Transportation

What Will We Be Doing in Our Self-Driving Cars?

Probably not working, new research surmises.
Check out these future commuters multitasking aboard a self-driving Mercedes-Benz F 015 concept car.Mercedes-Benz

The latest news from the self-driving revolution: Uber’s new driverless fleet in Pittsburgh welcomed its first (non-paying) passengers, Boston announced a plan to test-drive autonomous vehicles on city streets, and Tesla rolled out safety-related software improvements to its Autopilot system. As the sci-fi prospect of a truly driverless future continues to creep inexorably closer, it’s time to ask: What are we supposed to do with ourselves in the car when the robot is at the wheel?
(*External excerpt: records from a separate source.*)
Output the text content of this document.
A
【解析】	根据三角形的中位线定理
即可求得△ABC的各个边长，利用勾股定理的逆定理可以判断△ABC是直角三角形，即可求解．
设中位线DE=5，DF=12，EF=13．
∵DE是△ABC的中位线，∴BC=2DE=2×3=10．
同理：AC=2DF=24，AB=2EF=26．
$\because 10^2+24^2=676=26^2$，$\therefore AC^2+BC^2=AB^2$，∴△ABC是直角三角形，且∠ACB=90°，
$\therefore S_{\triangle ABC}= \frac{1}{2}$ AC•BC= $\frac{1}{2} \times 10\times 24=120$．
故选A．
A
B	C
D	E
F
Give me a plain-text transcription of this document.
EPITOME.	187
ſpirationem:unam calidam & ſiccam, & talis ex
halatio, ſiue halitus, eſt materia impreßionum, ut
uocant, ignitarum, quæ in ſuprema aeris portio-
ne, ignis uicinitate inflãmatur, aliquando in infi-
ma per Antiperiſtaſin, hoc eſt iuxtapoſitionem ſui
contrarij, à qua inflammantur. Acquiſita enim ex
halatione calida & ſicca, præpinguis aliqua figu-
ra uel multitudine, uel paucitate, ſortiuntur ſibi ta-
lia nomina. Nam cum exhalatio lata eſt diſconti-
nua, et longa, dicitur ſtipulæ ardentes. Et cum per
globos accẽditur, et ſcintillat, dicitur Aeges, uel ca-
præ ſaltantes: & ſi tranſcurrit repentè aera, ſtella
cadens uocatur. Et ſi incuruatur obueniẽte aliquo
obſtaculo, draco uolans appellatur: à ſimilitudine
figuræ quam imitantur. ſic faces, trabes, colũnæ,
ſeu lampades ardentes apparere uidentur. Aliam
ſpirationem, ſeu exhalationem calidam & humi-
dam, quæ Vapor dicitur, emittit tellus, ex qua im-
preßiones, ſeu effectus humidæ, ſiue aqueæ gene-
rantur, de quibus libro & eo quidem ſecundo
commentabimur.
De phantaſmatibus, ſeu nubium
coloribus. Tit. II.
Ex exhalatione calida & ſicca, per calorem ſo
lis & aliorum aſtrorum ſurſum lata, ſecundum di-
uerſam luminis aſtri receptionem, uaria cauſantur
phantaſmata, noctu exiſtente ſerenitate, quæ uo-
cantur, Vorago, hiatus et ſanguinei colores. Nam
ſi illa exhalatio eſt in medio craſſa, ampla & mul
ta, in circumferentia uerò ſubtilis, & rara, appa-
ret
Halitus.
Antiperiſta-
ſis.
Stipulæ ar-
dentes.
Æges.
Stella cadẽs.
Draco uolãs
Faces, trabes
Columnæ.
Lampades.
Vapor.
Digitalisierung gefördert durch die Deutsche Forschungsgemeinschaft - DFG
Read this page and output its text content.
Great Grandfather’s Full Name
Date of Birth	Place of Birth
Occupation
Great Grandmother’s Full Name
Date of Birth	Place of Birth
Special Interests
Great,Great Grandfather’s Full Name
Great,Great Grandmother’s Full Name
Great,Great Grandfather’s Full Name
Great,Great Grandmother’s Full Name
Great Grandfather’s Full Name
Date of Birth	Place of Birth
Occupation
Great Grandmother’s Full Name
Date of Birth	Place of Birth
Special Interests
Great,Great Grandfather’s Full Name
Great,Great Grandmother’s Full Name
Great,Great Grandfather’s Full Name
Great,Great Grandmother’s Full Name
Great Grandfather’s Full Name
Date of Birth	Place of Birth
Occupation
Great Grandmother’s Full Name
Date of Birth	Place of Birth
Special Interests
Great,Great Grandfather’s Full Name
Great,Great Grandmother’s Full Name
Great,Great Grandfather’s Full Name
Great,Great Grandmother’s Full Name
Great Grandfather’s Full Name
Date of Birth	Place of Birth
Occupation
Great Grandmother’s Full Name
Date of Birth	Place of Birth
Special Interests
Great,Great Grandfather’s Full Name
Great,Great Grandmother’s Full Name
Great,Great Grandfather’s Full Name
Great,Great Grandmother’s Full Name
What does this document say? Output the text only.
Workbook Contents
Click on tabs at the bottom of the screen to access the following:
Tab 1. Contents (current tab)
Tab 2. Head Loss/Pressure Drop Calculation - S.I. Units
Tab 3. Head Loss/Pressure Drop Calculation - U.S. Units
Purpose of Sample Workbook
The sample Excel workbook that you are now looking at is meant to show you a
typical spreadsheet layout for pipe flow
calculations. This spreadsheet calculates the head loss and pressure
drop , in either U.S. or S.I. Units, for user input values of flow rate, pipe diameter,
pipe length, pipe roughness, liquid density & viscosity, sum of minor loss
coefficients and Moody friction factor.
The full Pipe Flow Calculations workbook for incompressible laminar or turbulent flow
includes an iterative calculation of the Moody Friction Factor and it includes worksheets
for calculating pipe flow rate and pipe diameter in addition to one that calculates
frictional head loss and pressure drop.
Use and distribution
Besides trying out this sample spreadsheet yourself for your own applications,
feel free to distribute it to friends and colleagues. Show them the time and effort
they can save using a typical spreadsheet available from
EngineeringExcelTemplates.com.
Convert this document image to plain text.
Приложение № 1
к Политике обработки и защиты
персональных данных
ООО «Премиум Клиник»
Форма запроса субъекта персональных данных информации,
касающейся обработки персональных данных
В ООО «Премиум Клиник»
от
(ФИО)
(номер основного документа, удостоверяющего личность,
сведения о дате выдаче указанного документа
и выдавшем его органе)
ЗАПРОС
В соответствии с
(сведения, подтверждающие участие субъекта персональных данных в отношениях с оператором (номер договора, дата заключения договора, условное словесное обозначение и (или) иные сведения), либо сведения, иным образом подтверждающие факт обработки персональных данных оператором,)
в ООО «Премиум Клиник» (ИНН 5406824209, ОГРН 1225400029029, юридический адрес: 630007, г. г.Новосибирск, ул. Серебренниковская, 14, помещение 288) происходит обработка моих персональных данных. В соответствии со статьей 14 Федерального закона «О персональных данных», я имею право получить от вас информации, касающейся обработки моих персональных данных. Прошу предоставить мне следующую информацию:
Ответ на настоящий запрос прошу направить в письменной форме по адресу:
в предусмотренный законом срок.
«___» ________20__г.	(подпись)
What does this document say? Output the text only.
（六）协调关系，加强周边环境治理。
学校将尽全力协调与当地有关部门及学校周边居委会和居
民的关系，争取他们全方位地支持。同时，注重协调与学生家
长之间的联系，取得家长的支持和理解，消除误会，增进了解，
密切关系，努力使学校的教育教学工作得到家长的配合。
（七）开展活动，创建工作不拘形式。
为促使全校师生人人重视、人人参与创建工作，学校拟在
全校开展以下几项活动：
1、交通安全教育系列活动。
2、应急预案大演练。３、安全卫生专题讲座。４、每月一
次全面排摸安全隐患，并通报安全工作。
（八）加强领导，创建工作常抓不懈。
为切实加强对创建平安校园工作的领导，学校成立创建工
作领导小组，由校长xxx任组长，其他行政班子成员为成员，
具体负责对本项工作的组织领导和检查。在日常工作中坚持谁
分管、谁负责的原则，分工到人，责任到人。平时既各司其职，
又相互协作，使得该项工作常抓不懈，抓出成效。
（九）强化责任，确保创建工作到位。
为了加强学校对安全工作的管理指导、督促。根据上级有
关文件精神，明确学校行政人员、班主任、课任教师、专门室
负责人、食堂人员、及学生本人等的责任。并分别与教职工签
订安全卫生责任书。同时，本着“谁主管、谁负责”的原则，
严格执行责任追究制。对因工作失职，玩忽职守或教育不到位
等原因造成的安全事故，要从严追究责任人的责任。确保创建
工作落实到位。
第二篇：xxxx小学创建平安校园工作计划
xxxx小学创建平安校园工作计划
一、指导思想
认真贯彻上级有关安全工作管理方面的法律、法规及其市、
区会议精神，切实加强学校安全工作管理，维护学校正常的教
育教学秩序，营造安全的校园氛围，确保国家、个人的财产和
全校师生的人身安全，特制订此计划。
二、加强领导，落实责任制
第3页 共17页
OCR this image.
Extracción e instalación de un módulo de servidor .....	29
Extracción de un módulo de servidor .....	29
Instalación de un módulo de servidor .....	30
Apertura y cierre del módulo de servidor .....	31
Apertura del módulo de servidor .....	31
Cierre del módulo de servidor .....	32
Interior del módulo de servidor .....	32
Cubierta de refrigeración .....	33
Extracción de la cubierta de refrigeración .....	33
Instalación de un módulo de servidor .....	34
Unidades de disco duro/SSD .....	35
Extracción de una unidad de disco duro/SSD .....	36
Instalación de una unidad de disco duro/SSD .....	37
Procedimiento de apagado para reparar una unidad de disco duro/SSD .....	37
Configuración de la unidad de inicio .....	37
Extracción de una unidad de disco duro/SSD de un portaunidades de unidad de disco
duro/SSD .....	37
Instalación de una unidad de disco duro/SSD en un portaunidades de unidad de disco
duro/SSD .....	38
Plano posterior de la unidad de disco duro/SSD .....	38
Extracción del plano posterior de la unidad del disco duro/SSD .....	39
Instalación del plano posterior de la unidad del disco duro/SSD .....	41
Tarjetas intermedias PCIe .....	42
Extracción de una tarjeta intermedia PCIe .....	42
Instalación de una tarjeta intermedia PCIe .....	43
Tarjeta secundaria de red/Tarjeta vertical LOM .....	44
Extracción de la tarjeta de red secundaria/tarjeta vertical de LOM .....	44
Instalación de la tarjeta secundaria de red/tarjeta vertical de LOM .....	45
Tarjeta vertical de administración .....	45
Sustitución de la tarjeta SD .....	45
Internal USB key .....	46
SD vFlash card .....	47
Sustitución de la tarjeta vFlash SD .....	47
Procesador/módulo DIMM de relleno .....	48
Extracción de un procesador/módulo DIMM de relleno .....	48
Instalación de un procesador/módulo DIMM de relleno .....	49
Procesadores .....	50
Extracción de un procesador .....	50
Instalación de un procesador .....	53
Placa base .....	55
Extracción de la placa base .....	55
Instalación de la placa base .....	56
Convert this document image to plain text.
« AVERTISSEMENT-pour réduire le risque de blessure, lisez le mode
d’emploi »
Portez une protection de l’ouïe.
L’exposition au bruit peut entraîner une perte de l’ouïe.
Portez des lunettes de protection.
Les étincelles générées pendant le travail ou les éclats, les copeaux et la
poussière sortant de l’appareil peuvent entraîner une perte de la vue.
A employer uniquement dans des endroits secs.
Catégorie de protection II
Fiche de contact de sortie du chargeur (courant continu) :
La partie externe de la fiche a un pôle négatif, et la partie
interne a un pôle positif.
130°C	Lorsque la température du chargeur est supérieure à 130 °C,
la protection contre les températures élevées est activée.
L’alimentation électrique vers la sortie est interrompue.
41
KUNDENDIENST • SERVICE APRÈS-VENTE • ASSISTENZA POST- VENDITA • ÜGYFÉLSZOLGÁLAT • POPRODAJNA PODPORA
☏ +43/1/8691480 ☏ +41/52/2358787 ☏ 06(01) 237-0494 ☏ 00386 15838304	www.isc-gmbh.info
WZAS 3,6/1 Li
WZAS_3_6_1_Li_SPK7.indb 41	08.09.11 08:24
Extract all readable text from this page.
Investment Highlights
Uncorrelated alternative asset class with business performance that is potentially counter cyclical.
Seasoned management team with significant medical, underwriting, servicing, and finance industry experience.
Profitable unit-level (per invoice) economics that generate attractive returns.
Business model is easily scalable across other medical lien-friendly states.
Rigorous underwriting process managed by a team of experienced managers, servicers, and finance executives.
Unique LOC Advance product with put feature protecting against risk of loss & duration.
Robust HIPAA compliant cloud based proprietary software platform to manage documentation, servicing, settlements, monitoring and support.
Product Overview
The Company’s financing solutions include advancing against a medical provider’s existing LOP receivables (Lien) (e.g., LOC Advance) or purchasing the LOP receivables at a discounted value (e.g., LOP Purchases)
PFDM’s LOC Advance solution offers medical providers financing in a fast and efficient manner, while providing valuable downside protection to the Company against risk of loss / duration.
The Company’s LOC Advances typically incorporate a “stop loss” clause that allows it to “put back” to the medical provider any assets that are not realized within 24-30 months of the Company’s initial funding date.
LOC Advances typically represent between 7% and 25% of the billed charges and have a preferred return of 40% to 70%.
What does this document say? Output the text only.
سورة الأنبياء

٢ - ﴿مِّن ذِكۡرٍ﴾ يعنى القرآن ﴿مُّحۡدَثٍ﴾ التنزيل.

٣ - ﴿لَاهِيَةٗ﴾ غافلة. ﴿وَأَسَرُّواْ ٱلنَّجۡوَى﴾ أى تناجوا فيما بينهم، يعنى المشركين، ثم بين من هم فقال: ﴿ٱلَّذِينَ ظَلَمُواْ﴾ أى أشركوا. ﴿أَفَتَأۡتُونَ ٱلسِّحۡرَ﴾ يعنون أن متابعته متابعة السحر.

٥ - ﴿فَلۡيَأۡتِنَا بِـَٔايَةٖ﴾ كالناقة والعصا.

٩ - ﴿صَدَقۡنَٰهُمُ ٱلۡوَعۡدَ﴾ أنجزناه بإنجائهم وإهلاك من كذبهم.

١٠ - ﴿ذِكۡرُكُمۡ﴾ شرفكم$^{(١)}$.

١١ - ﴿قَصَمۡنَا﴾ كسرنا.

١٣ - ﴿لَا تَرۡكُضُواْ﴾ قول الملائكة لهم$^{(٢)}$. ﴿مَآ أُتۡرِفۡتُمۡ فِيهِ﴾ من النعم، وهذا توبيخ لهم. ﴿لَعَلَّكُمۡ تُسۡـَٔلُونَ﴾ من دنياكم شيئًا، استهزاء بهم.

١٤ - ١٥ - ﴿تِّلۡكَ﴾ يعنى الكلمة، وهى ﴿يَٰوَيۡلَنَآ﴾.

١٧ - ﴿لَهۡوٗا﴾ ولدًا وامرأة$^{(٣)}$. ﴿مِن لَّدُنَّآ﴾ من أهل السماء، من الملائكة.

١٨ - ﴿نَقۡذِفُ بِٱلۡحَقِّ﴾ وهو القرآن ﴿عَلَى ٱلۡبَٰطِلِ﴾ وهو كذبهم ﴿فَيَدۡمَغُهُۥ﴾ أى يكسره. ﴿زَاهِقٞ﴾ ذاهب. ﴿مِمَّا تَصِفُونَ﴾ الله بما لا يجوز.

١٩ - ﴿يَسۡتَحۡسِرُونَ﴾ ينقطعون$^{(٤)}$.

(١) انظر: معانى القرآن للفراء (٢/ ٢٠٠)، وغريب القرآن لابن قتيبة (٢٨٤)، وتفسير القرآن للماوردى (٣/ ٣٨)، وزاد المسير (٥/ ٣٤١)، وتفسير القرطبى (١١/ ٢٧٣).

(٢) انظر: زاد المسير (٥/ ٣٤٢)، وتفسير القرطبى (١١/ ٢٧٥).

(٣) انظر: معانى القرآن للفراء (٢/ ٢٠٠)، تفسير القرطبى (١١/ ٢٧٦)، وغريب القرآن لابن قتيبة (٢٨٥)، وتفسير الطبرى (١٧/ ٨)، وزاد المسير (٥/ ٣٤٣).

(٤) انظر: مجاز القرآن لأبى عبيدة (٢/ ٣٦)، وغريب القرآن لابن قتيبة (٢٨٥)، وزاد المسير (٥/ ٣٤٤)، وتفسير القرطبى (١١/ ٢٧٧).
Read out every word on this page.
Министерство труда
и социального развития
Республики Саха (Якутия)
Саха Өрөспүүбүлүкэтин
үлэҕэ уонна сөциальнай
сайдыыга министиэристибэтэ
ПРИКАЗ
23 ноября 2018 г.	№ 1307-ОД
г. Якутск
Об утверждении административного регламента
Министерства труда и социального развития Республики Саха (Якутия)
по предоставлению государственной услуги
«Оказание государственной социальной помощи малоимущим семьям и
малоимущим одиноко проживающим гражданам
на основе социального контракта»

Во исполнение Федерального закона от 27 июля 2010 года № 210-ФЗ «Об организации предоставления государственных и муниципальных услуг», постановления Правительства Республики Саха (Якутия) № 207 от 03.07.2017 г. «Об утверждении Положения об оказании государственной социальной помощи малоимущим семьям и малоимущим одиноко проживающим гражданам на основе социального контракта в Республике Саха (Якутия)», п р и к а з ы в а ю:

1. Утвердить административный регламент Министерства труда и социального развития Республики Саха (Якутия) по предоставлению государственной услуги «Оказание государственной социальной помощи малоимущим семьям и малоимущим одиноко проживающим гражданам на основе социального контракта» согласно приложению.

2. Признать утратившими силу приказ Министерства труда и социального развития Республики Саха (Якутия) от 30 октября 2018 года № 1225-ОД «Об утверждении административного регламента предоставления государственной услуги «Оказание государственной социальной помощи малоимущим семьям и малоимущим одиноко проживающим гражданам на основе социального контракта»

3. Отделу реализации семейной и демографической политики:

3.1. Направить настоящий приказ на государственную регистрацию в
This is a question that Michael Sivak, who heads the University of Michigan’s Sustainable Worldwide Transportation research consortium, has been pondering, and in a new report co-authored with his colleague Brandon Schoettle, we get the beginnings of an answer. The average American now spends a total of about an hour a day in their vehicle, time that might theoretically be liberated and put to more productive use once we’re all ferried about by robo-cars. But the report concludes that 62 percent of current U.S. drivers would be unlikely to see any increased productivity, either because they’re unwilling to ride in self-driving cars—or they’d spend all the time watching the road anyway.